This project visualizes songs with LEDs using a Raspberry Pi. I wanted to build something fun to show my young niece over the winter holidays, so the first song that I wrote in this format was Jingle Bells; you can click here to see the song being performed.
Each LED represents a different note in a diatonic scale, with the leftmost LED representing "do", and the rightmost LED representing "ti".
The music is coded in, and played from, an instance of Sonic Pi that is running on my Raspberry Pi 3B+. The code sends OSC messages for every note played.
A Python script listens for these OSC messages, and lights up a corresponding LED in time with the music.
I used:
- Raspberry Pi 3B+
- 9 male-female leads
- 7 220-ohm resistors
- 7 LEDs (4 red and 3 green for the festive colours)
- Start OSCtoLights.py (I ran it on Python 3.x).

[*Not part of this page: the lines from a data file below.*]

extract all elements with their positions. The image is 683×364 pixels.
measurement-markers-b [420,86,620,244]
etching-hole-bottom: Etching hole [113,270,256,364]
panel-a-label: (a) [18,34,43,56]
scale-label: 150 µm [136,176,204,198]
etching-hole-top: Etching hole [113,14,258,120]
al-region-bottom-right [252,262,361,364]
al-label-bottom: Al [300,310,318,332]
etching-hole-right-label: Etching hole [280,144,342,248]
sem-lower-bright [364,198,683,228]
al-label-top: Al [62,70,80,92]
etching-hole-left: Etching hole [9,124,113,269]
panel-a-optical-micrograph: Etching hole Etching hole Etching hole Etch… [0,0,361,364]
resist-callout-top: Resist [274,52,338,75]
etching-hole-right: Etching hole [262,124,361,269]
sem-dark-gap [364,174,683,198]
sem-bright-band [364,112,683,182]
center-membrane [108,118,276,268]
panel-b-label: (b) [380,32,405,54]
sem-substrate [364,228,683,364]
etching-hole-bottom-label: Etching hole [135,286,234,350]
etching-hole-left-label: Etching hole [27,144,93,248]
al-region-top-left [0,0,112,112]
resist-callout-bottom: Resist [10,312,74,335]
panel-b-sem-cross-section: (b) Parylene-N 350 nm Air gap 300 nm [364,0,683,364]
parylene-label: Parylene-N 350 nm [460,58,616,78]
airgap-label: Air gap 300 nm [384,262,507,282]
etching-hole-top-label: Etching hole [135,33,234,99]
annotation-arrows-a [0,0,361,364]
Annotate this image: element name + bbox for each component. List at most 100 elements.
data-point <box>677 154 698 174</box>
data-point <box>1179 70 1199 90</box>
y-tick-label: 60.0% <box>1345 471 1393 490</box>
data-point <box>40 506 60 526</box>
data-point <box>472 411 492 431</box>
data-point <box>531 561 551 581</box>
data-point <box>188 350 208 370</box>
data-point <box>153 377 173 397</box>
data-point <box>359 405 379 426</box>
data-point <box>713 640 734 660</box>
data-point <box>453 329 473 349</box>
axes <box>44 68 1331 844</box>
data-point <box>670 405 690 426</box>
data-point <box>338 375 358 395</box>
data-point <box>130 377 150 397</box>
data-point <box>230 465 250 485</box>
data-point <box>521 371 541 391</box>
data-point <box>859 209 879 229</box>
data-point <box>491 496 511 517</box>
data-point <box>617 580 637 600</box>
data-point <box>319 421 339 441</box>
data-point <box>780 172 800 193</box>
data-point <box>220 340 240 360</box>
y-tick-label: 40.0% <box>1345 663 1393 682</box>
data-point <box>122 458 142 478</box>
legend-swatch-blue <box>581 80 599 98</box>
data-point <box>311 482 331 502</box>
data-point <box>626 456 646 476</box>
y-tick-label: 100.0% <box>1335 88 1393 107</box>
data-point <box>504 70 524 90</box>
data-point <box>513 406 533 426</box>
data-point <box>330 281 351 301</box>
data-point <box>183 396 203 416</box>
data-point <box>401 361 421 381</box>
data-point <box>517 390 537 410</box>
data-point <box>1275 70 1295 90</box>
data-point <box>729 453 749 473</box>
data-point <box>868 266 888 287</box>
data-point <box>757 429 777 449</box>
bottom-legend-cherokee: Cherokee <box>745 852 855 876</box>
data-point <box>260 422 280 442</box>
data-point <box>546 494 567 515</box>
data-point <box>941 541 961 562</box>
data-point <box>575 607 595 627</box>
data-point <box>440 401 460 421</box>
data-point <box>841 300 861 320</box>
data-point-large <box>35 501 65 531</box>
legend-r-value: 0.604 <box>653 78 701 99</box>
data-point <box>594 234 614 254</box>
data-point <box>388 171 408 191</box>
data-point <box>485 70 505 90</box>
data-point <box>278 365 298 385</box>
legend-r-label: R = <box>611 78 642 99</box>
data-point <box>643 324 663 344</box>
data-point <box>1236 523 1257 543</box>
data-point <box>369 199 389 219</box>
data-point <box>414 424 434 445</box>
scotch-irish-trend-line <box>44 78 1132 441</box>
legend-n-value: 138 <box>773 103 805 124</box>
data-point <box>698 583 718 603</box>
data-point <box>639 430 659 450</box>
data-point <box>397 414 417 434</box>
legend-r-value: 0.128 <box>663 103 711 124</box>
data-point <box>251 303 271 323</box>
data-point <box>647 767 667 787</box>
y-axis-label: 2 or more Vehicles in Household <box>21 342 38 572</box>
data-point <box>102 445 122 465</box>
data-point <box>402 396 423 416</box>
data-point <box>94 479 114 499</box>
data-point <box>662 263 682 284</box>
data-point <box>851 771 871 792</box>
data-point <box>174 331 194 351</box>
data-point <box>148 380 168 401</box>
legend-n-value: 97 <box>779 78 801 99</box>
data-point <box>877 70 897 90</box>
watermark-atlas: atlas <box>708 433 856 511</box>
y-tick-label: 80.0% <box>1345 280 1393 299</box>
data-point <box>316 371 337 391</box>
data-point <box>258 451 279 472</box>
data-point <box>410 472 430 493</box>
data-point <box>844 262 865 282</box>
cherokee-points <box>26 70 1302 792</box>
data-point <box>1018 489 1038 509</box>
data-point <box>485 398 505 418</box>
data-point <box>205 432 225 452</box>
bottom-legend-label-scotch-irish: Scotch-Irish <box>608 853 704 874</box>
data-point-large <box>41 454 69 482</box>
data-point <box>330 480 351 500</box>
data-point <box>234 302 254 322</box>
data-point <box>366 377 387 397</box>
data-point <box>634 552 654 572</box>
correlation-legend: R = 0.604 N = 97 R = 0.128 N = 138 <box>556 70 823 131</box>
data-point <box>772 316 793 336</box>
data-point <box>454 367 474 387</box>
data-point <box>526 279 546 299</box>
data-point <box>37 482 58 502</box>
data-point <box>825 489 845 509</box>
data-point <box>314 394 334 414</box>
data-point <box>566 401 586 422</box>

This script assigns LEDs to each GPIO pin used, listens on port 3585 for incoming messages, and parses those message to visualize one note at a time on te LED set. The code currently only looks at the pitch name being sent, and not the octave.
- Run your Sonic Pi tune on the same Raspberry Pi. Make sure that you set the outbound OSC messages to use the same port (here, 3585).
Note: if you are writing your own sonic pi tunes, make sure to format the OSC messages as "octave/pitch". See sample code.